A recent AAP study tested nine popular snacks — puffs, teething biscuits, melts, various cereals, and cooked produce — fed to babies as “first finger foods,” and found that less than half of them meet all the safety standards for size, shape, and consistency. Per AAP recommendations, finger foods fed to babies should be soft, small, and easy to swallow. In the study, only Gerber Graduates Fruit and Veggie Pick-Ups met all the criteria. Cheerios and Gerber Graduates Puffs also got high marks for dissolving easily.
To test the foods, researchers looked at the sizes and shapes of different snacks marketed to “crawlers” — babies around six months and up. They also tried the snacks to see if they’d dissolve easily without the use of teeth. What they found is that the majority of snacks do present some hazard of choking, either due to their size or consistency. Snacks also tended to become harder after sitting out in the open air, meaning the longer it sits in a snack cup, the more difficult it is to chew.
Study co-author Dr.
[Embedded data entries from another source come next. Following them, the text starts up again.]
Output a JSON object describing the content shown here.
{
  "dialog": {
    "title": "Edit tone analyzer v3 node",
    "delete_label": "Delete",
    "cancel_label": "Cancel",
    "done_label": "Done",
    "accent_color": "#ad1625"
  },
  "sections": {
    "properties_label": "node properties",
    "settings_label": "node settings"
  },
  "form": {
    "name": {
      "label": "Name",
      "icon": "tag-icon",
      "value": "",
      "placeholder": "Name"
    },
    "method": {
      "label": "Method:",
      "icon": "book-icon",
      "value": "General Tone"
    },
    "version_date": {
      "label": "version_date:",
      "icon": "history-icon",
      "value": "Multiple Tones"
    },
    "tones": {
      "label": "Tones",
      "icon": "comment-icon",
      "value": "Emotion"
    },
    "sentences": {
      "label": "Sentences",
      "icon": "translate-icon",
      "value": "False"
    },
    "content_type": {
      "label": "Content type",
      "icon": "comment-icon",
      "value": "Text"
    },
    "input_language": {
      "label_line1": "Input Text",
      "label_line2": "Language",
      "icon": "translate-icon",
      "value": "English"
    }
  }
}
Ruth Milanaik tells Today none of the products tested are inherently “bad.” Rather, parents just need to be aware of the risks and make smart choices based on what their babies can handle. “I am not saying these are not good products, and fresh out of the box they are delicious,” she explained. “But we need to be more responsible and in real life, babies don’t eat them fresh out of the bag.”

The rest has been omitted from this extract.